On the sidelines over the next eight years, the neocons (now evolving into ninnies) grumbled that the war had not been finished. It would have to be ended--correctly, some day in the future. The nagging increase in terrorist actions by groups typified by al-Qaeda as well as the humiliating spectacle of American troops put to the knife by rag-tag thugs in Somalia boosted the neocon conviction that the Cold War winning US would have to permanently abate the growing nuisances in the Mideast.

A final misleading lesson was learned from the application of air delivered firepower in the Bosnian intervention. Seemingly, a handful of precision guided munitions from American and NATO platforms forced an end to the intransigent regime in Belgrade and brought low-cost democratic peace to the long violent region.

The events of 9/11 met the WW II paradigm. War was forced on the US by a palpably evil enemy. Diplomacy proved useless. Only the military option remained.

If the neocons of the White House and Pentagon had stopped to review the actual as opposed to the ostensible lessons of the American wars of the 20th Century, they would have realised that the WW II paradigm was not actually applicable. The Korean War model was the one to use.

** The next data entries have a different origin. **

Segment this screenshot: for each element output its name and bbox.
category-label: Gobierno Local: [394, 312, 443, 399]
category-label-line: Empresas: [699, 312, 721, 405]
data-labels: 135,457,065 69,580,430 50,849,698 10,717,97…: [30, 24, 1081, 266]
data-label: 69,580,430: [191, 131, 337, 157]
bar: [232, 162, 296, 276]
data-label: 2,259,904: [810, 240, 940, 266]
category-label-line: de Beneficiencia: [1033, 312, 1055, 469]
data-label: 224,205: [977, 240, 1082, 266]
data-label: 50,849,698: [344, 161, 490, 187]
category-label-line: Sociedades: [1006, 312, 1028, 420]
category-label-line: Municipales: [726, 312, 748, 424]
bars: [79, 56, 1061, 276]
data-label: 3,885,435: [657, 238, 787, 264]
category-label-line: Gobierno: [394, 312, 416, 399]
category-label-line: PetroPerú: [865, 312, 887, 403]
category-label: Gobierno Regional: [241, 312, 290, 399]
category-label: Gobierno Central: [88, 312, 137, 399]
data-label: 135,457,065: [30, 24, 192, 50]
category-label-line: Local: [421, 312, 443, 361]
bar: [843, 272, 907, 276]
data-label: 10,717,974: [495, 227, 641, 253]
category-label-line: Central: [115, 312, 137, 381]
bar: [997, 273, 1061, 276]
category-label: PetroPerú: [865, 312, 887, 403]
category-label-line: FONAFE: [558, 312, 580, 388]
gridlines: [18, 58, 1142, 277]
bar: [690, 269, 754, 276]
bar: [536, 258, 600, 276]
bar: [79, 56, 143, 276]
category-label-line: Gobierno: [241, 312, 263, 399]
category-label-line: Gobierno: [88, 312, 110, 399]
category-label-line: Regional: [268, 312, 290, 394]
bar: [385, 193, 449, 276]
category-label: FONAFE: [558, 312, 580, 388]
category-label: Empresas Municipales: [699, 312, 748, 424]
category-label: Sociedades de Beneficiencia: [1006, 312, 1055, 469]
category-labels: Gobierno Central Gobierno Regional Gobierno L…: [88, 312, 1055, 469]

The invasion of Afghanistan was a limited war in support of policy. Our policy goals were twofold. The lesser was the capture or death of Osama bin Laden and others directly associated with the 9/11 attacks. The greater goal was the demonstration that Islamst groups or regimes would not be immune from an American retaliation. In short, the larger goal was deterrence.

By not examining the good and substantial reasons why Operation Desert Storm stopped short of "total victory," and considering what would be required on the days, months, and years following the moment of invasion in Afghanistan, the neocon ninnies assured that not only would victory prove elusive, but that simply "not losing" would be very difficult.

It is true that firepower kills. but killing does not necessarily result in victory. Similarly "shock and awe" may have a very short-term success, but in and of itself does not assure either victory or not losing.

The decision to invade Iraq cannot be attributed to any historical model. The Baghdad regime had not even appeared to "force" war on us. There was no reason for the exercise in regime change. Beyond those self-evident considerations, the current administration gave no apparent considerations to the actual requirements for reconstituting Iraq as a fully functioning state following any successful US invasion.

In Iraq, the neocon ninnies have created something new in American history--a paradigm of how to throw away a war. If they had set out to create a pattern labeled "How to Lose," they could not have done better.

In recent weeks, the American military has been charged with a mission unique in its history--retrieving victory (or at least not losing) from the jaws of defeat. As a policy, the invasion of Iraq richly deserves the failure to which it was plunging only a few months ago. As a nation, we deserve better. The world deserves better of us.

Right now, the military is doing the right things on the ground to give us and the world the better which we deserve. If these efforts bring at least some semblance of success, it will be interesting to see what new lessons We the People, our representatives, and our armed forces learn.